Guten Abend, meine Damen und Herren, liebe Freunde der Lobbacher Gespräche,
mein Name ist Reinhard Aldag, und ich begrüße Sie zu einer neuen Ver-anstaltung im Rahmen der Lobbacher Gespräche.
Eigentlich hätte eine Veranstaltung wie die heutige gar nicht stattfinden dürfen, nicht mit diesem Thema und schon gar nicht gerade mal fast 80 Jahre nach Ende des 2. Weltkrieges, einem Ereignis, das ganz Europa in unsägliches Leid und Elend gestürzt und viel Tod und Zerstörung über die Menschen gebracht hatte. Aber wie so oft in der Geschichte der Menschheit hält eine derart abschreckende Schockwirkung wie 1945 nicht sehr lange an, und Eroberungsdrang und Machtgier, zusammen mit verletzten Eitelkeiten oder was auch immer, gewinnen die Oberhand. Ein Beispiel von vielen aus der jüngsten Vergangenheit: Die Halbinsel Krim im Norden des Schwarzen Meers. In der Antike unter griechischer Herrschaft (damals hieß sie Tauris-Theaterfans aufgepasst!), später viele Jahrhunderte vom osmanischen Reich beherrscht, war sie aufgrund ihrer strategischer Lage (Stützpunkt der Seidenstrasse) immer wieder heiß umkämpft. Man kennt in der Geschichte 3 Kriege auf und um der Krim. Der erste Krieg u.a. gegen aufständische Tartaren, wurde 1783 von der russischen Zarin Katharina der Großen erfolgreich beendet mit der Feststellung: „Von nun an und für alle Zeiten ist die Krim Teil des russischen Reiches.“ Andere Mächte der damaligen Zeit fanden das später weniger zutreffend, und so kam es vor dem Hintergrund des Machtverfalls des Osmanischen Reiches 1853 zu einer weiteren kriegerischen Auseindersetzung zwischen Russland und der Türkei. Später traten Frankreich und Großbritannien auf türkischer Seite in den Krieg ein, denn man wollte verhindern, dass Russland die Kontrolle über den Bosporus, womöglich den ganzen Balkan, erhält. Die Kämpfe fanden größtenteils auf dem Gebiet der heutigen Ukraine statt, damals bereits die Kornkammer der westlichen Welt, und forderten die unglaubliche Zahl von 450.000 Toten auf russ. Seite und ca. 220.000 Toten auf westl. Seite – man beachte die nicht zufälligen Ähnlichkeiten zum 3. Krimkrieg (der 2014 begann…).

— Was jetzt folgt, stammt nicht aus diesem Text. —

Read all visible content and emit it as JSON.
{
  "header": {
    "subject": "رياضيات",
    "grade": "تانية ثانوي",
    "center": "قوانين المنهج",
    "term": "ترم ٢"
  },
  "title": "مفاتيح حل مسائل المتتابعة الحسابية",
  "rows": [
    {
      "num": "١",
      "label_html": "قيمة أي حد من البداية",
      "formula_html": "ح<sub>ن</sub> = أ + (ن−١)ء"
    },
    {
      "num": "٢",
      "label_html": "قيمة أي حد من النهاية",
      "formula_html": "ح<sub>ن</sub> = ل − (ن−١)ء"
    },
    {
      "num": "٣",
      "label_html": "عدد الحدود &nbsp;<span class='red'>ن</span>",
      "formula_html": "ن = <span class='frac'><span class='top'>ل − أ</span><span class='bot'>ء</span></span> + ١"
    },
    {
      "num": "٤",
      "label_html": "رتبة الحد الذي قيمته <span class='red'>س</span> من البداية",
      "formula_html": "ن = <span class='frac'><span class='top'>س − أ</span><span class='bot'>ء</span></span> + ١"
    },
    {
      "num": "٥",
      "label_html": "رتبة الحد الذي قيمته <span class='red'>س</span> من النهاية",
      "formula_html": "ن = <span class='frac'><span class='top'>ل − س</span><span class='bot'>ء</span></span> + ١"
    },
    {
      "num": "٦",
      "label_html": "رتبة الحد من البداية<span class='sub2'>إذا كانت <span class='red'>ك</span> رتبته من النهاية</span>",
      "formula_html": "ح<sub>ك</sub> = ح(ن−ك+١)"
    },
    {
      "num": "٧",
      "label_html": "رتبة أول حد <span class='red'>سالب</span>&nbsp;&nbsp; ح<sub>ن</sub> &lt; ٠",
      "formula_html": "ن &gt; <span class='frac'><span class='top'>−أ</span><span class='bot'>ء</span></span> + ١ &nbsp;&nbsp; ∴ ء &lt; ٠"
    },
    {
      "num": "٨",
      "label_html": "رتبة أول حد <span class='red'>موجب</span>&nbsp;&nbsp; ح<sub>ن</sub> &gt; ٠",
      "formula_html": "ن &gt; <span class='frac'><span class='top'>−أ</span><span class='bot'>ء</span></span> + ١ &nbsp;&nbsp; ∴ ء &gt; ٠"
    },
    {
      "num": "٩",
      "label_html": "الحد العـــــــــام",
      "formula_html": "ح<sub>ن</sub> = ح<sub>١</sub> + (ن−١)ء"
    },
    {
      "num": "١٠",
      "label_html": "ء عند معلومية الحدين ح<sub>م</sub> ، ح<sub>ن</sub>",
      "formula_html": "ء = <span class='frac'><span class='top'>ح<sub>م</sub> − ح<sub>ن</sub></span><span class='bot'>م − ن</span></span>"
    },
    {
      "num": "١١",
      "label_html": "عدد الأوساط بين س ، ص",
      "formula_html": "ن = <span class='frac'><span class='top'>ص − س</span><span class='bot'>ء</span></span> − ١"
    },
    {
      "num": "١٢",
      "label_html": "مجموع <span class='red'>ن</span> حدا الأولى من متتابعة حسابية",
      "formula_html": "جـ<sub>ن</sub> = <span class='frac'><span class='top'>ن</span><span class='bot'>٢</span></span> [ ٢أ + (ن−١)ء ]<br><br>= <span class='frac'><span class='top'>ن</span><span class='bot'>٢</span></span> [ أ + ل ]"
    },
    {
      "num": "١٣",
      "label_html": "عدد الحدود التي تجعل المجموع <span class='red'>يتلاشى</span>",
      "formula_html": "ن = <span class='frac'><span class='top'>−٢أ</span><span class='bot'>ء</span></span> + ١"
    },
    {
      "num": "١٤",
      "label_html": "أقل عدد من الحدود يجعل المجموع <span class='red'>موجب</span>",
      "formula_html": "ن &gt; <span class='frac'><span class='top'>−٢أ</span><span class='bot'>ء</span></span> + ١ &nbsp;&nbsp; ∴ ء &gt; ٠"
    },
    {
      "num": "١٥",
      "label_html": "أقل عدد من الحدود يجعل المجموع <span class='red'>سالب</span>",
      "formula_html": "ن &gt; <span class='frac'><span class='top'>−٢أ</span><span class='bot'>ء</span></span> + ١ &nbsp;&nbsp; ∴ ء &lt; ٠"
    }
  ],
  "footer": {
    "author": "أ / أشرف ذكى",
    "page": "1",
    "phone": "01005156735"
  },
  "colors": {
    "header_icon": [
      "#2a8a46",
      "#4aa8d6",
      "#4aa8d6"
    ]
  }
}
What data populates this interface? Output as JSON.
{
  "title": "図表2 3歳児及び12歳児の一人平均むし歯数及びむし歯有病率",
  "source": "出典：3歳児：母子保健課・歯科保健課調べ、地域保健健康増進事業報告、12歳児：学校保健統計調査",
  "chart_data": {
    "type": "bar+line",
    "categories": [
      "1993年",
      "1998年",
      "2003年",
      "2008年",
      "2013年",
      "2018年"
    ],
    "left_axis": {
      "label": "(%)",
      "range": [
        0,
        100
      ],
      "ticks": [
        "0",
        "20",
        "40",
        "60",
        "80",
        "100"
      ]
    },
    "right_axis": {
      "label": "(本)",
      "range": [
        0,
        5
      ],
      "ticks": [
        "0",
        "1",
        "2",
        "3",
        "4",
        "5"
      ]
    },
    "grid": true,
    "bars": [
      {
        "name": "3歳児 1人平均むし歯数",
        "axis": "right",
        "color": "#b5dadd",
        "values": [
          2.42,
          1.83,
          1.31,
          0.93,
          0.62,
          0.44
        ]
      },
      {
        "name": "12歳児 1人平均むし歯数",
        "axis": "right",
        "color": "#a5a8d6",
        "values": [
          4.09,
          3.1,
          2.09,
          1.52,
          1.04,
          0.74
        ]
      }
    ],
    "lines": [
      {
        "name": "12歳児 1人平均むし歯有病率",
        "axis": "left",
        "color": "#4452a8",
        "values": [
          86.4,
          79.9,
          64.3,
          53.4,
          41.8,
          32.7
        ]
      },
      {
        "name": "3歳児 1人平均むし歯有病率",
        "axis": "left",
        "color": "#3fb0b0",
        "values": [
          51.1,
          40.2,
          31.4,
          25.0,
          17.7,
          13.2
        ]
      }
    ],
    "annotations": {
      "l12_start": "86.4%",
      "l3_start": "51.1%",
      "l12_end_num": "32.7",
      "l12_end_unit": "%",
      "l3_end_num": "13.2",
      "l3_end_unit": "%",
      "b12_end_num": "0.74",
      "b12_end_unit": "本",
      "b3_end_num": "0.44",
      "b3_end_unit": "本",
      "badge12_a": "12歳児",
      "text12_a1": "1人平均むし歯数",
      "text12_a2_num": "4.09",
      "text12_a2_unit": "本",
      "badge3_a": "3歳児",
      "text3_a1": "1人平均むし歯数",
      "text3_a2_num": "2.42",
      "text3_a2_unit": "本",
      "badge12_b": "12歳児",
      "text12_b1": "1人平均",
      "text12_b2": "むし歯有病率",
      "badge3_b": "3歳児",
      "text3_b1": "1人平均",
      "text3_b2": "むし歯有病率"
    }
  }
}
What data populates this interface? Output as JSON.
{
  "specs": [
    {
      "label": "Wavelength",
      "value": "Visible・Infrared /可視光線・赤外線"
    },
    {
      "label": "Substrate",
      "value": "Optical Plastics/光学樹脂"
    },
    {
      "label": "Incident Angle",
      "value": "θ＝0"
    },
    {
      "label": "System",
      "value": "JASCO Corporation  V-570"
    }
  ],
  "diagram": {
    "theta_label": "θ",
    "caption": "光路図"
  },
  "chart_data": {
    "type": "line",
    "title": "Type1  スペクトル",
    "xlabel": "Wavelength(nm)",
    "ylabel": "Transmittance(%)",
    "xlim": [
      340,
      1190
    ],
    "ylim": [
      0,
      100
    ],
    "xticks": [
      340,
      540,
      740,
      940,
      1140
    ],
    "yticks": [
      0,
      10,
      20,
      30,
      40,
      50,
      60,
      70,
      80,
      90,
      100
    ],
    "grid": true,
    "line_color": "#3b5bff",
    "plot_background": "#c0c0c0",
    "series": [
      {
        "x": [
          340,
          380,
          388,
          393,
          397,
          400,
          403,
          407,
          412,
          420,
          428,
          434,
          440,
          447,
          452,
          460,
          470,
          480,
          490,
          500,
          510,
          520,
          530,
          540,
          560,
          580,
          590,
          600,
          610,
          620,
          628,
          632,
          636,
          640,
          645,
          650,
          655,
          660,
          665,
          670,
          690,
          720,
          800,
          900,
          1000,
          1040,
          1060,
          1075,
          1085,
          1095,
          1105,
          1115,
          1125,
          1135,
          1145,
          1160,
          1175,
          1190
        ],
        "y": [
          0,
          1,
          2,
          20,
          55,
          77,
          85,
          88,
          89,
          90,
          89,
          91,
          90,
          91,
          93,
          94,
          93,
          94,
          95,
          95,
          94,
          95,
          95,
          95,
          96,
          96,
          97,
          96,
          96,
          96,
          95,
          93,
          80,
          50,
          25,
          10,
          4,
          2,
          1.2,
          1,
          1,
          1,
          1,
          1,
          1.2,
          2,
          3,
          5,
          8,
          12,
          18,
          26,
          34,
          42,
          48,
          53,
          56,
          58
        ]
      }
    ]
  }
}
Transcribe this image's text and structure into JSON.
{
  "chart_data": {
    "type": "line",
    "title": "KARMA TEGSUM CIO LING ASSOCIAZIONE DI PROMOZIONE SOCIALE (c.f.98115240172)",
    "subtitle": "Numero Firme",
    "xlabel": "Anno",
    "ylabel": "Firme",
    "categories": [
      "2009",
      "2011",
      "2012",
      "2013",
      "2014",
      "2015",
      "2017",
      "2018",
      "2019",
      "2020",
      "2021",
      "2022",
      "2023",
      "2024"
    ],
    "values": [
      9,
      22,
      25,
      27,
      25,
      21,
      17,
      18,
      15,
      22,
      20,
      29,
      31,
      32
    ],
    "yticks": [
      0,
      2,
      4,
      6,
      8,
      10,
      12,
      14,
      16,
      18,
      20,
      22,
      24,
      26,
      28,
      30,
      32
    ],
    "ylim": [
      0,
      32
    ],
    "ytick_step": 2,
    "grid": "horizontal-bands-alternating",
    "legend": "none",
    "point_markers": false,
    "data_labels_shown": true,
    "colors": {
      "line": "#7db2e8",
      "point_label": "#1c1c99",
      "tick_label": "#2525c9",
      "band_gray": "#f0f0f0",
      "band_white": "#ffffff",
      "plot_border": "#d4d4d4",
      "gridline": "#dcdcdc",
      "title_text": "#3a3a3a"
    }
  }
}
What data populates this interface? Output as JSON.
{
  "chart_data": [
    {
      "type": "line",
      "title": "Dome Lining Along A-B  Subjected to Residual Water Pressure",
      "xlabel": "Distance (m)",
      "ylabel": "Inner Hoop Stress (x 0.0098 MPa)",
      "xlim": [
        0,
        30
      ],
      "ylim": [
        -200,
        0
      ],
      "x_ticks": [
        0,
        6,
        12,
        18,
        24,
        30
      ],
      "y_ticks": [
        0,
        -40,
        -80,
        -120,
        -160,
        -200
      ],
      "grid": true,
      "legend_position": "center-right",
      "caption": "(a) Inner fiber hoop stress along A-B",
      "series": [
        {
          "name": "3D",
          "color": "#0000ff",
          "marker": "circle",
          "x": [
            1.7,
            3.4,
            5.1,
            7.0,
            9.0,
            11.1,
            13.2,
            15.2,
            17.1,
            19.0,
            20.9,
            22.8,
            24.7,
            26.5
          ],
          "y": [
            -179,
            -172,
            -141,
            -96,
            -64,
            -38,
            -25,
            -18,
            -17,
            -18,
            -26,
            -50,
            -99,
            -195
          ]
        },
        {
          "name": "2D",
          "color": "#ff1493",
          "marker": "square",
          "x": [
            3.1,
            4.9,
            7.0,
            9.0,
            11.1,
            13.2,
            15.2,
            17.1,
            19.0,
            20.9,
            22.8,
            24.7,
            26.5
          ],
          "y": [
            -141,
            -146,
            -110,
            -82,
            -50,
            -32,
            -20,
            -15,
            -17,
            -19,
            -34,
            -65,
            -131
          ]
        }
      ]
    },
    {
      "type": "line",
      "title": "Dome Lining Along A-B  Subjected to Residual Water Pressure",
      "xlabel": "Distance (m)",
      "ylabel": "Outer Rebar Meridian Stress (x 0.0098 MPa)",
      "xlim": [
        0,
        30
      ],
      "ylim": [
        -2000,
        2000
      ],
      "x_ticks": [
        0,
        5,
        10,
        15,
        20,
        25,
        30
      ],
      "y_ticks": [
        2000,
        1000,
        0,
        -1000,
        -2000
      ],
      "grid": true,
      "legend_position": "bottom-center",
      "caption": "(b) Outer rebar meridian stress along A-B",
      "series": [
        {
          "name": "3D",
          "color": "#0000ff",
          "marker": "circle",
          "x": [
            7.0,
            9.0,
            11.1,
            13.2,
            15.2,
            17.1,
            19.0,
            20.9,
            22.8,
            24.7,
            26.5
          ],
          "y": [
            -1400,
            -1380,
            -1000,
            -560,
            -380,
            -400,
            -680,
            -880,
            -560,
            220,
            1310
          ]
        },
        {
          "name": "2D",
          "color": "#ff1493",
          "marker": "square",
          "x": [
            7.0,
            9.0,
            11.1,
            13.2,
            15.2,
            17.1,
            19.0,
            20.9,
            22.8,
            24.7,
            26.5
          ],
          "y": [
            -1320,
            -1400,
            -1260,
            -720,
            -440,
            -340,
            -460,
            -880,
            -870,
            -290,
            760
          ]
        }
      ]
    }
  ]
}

Und damit sind wir auch bei unserem heutigen Thema. Zur Einführung in das Thema haben wir auch diesmal wieder einen Experten gewinnen können, einen Experten für Osteuropapolitik.
Ich begrüße nun herzlich unseren heutigen Gast, Prof. Gert Weisskirchen.
Gert Weisskirchen ist gebürtiger Heidelberger (sein Geburtsjahr verrate ich nicht, aber er feiert in diesem Jahr einen runden Geburtstag). Er ist Sozialpädagoge und wirkte von 1975 -1980 an der Fachhochschule Wiesbaden. Seit 1995 hat er eine Professur für angewandte Kulturwissenschaften an der Fachhochschule Potsdam inne. Von 1976 – 2009 saß Gert Weisskirchen für die SPD im Bundestag. Während dieser Zeit war er u.a. Vorsitzender der Deutsch-Russischen Parlamentariergruppe und gehörte der Parlamentarischen Versammlung der OSZE an und war darin Vorsitzender des Ausschusses für Menschenrechte und Humanitäre Angelegenheiten. Daneben ist er Vorsitzender der Europa-Union Baden-Württemberg. Das waren jetzt im Zeitraffer die wichtigsten Stationen seines Lebens, zu ergänzen vielleicht, dass er seit 2020 Träger des Verdienstkreuzes am Bande der Bundesrepublik Deutschland ist.
Gert W. besitzt vielfältige Kontakte zu Dissidenten in der CSSR, Polen, Ungarn und Russland, und wir erhoffen uns verläßliche Hintergrundinformationen über die Situation in der Ukraine und wie es dazu kommen konnte, oder zu Fragen wie: wie stabil ist die Demokratie in der Ukraine, wie robust gegen immer wieder erhobene Korruptionsvorwürfe, und vor allem: wie lange kann das Land den russischen Aggressionen noch standhalten? Ok, hinterher ist man immer schlauer, aber vielleicht hätte man doch schon früher – abseits der Stimmung der Glückseligkeit nach dem legendären Natogipfel von 2008, die Alarmsignale erkennen können?